6 Responses to Every word a provocative hullabaloo

  1. Steve says:

    Thanks for the link – added to the ‘to read’ pile. From that quotation alone I’m really looking forward to it…

  2. Stan says:

    You’re welcome, Steve. If you liked the excerpt above, you’ll probably enjoy the rest just as much.

  3. Mise says:

    Thanks, Stan, I really enjoyed that link. Too much of a provocative hullabaloo can be over-delivery of the self, but an effective touch of it here and there delights. An uplifting piece.

  4. Thanks, Stan. It is definitely long for online, but it’s worth the read if you like poetry or poetic prose. It’s a nice followup to a book I recently read, Richard Hugo’s _The Triggering Town: Lectures and Essays on Poetry and Writing_.

    It’s hard to imagine novelists on a deadline having enough time to write a good story with good language (interesting words, short sentences/fragments for action scenes vs. long sentences for slow descriptions, etc.) and then get down to the level of the consonants and vowels in many of the phrases.

  5. Stan says:

    Mise: Thank you for reporting back! I am glad you enjoyed it, and I agree with your assessment. Like chocolate heavy in cocoa solids, an indulgent richness can hit the spot but oughtn’t to be overdone.

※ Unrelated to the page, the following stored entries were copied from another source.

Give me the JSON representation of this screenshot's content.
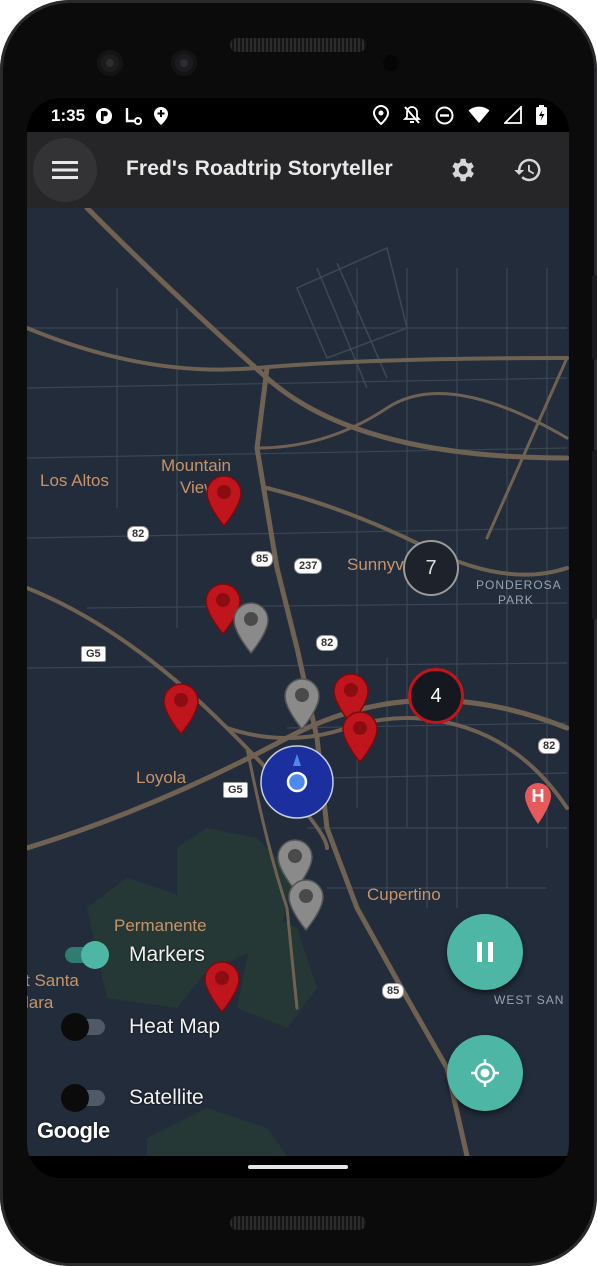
{
  "status_bar": {
    "time": "1:35",
    "left_icons": [
      "p-circle-icon",
      "tool-icon",
      "location-plus-icon"
    ],
    "right_icons": [
      "location-pin-icon",
      "bell-off-icon",
      "do-not-disturb-icon",
      "wifi-icon",
      "battery-charging-icon"
    ]
  },
  "app_bar": {
    "title": "Fred's Roadtrip Storyteller",
    "menu_icon": "hamburger-menu-icon",
    "settings_icon": "gear-icon",
    "history_icon": "history-icon"
  },
  "map": {
    "places": {
      "mountain_view_1": "Mountain",
      "mountain_view_2": "View",
      "los_altos": "Los Altos",
      "sunnyvale": "Sunnyvale",
      "loyola": "Loyola",
      "cupertino": "Cupertino",
      "permanente": "Permanente",
      "santa_clara_1": "t Santa",
      "santa_clara_2": "lara",
      "ponderosa_1": "PONDEROSA",
      "ponderosa_2": "PARK",
      "west_san": "WEST SAN"
    },
    "shields": {
      "r82_a": "82",
      "r85_a": "85",
      "r237": "237",
      "g5_a": "G5",
      "r82_b": "82",
      "r82_c": "82",
      "g5_b": "G5",
      "r85_b": "85"
    },
    "clusters": {
      "gray_count": "7",
      "red_count": "4"
    },
    "logo": "Google",
    "colors": {
      "map_bg": "#222c3b",
      "road": "#6f6252",
      "red_marker": "#c0151c",
      "gray_marker": "#8a8a8a",
      "location_ring": "#1c2f9e",
      "fab": "#4db6a4"
    }
  },
  "toggles": {
    "markers": {
      "label": "Markers",
      "on": true
    },
    "heat_map": {
      "label": "Heat Map",
      "on": false
    },
    "satellite": {
      "label": "Satellite",
      "on": false
    }
  },
  "fabs": {
    "pause_icon": "pause-icon",
    "locate_icon": "my-location-icon"
  }
}
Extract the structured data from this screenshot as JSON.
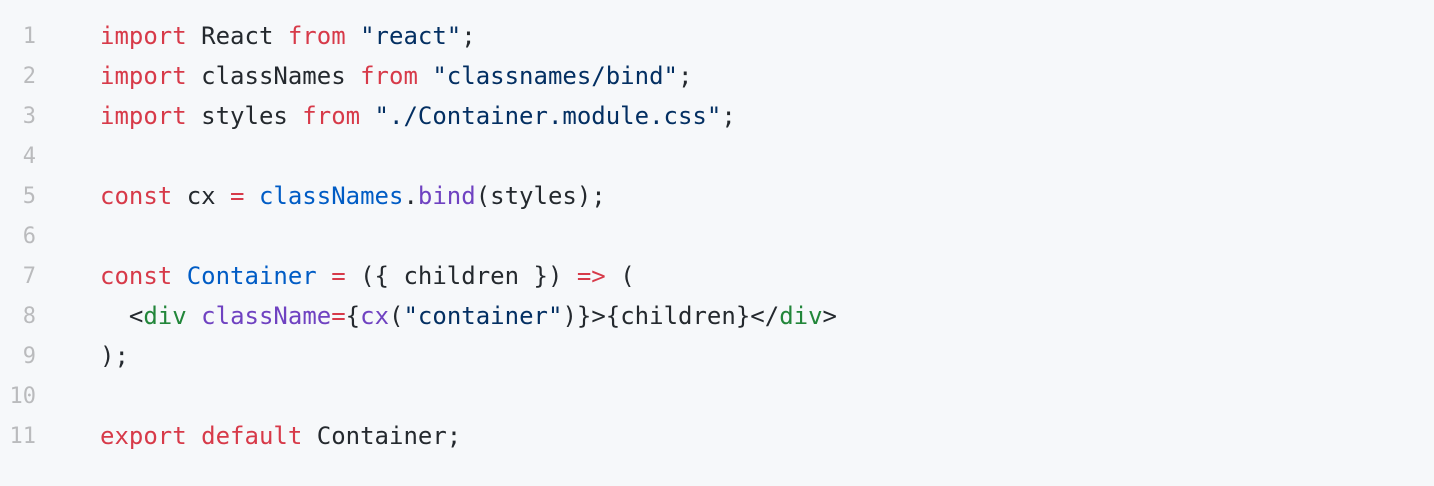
{
  "code": {
    "lines": [
      {
        "number": "1",
        "tokens": [
          {
            "text": "import",
            "type": "kw"
          },
          {
            "text": " React ",
            "type": "plain"
          },
          {
            "text": "from",
            "type": "kw"
          },
          {
            "text": " ",
            "type": "plain"
          },
          {
            "text": "\"react\"",
            "type": "str"
          },
          {
            "text": ";",
            "type": "plain"
          }
        ]
      },
      {
        "number": "2",
        "tokens": [
          {
            "text": "import",
            "type": "kw"
          },
          {
            "text": " classNames ",
            "type": "plain"
          },
          {
            "text": "from",
            "type": "kw"
          },
          {
            "text": " ",
            "type": "plain"
          },
          {
            "text": "\"classnames/bind\"",
            "type": "str"
          },
          {
            "text": ";",
            "type": "plain"
          }
        ]
      },
      {
        "number": "3",
        "tokens": [
          {
            "text": "import",
            "type": "kw"
          },
          {
            "text": " styles ",
            "type": "plain"
          },
          {
            "text": "from",
            "type": "kw"
          },
          {
            "text": " ",
            "type": "plain"
          },
          {
            "text": "\"./Container.module.css\"",
            "type": "str"
          },
          {
            "text": ";",
            "type": "plain"
          }
        ]
      },
      {
        "number": "4",
        "tokens": []
      },
      {
        "number": "5",
        "tokens": [
          {
            "text": "const",
            "type": "kw"
          },
          {
            "text": " cx ",
            "type": "plain"
          },
          {
            "text": "=",
            "type": "kw"
          },
          {
            "text": " ",
            "type": "plain"
          },
          {
            "text": "classNames",
            "type": "cls"
          },
          {
            "text": ".",
            "type": "plain"
          },
          {
            "text": "bind",
            "type": "fn"
          },
          {
            "text": "(styles);",
            "type": "plain"
          }
        ]
      },
      {
        "number": "6",
        "tokens": []
      },
      {
        "number": "7",
        "tokens": [
          {
            "text": "const",
            "type": "kw"
          },
          {
            "text": " ",
            "type": "plain"
          },
          {
            "text": "Container",
            "type": "cls"
          },
          {
            "text": " ",
            "type": "plain"
          },
          {
            "text": "=",
            "type": "kw"
          },
          {
            "text": " ({ children }) ",
            "type": "plain"
          },
          {
            "text": "=>",
            "type": "kw"
          },
          {
            "text": " (",
            "type": "plain"
          }
        ]
      },
      {
        "number": "8",
        "tokens": [
          {
            "text": "  <",
            "type": "plain"
          },
          {
            "text": "div",
            "type": "tag"
          },
          {
            "text": " ",
            "type": "plain"
          },
          {
            "text": "className",
            "type": "fn"
          },
          {
            "text": "=",
            "type": "kw"
          },
          {
            "text": "{",
            "type": "plain"
          },
          {
            "text": "cx",
            "type": "fn"
          },
          {
            "text": "(",
            "type": "plain"
          },
          {
            "text": "\"container\"",
            "type": "str"
          },
          {
            "text": ")}>{children}</",
            "type": "plain"
          },
          {
            "text": "div",
            "type": "tag"
          },
          {
            "text": ">",
            "type": "plain"
          }
        ]
      },
      {
        "number": "9",
        "tokens": [
          {
            "text": ");",
            "type": "plain"
          }
        ]
      },
      {
        "number": "10",
        "tokens": []
      },
      {
        "number": "11",
        "tokens": [
          {
            "text": "export",
            "type": "kw"
          },
          {
            "text": " ",
            "type": "plain"
          },
          {
            "text": "default",
            "type": "kw"
          },
          {
            "text": " Container;",
            "type": "plain"
          }
        ]
      }
    ]
  },
  "colors": {
    "background": "#f6f8fa",
    "line_number": "#babbbd",
    "keyword": "#d73a49",
    "string": "#032f62",
    "function": "#6f42c1",
    "identifier": "#005cc5",
    "tag": "#22863a",
    "plain": "#24292e"
  }
}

    Kevin: Yes: fussing over individual letters is not something that concerns many writers, nor should it necessarily, but Lutz’s is a perceptive and thought-provoking piece for those whose tastes and timeframes it suits.

  6. johnwcowan says:

    I read the whole thing, but I didn’t care for it much. It’s part (perhaps the central part) of what I don’t like about much modern “literary fiction” that it’s all about the sentences instead of being all about the work. Poetry envy, I might call it.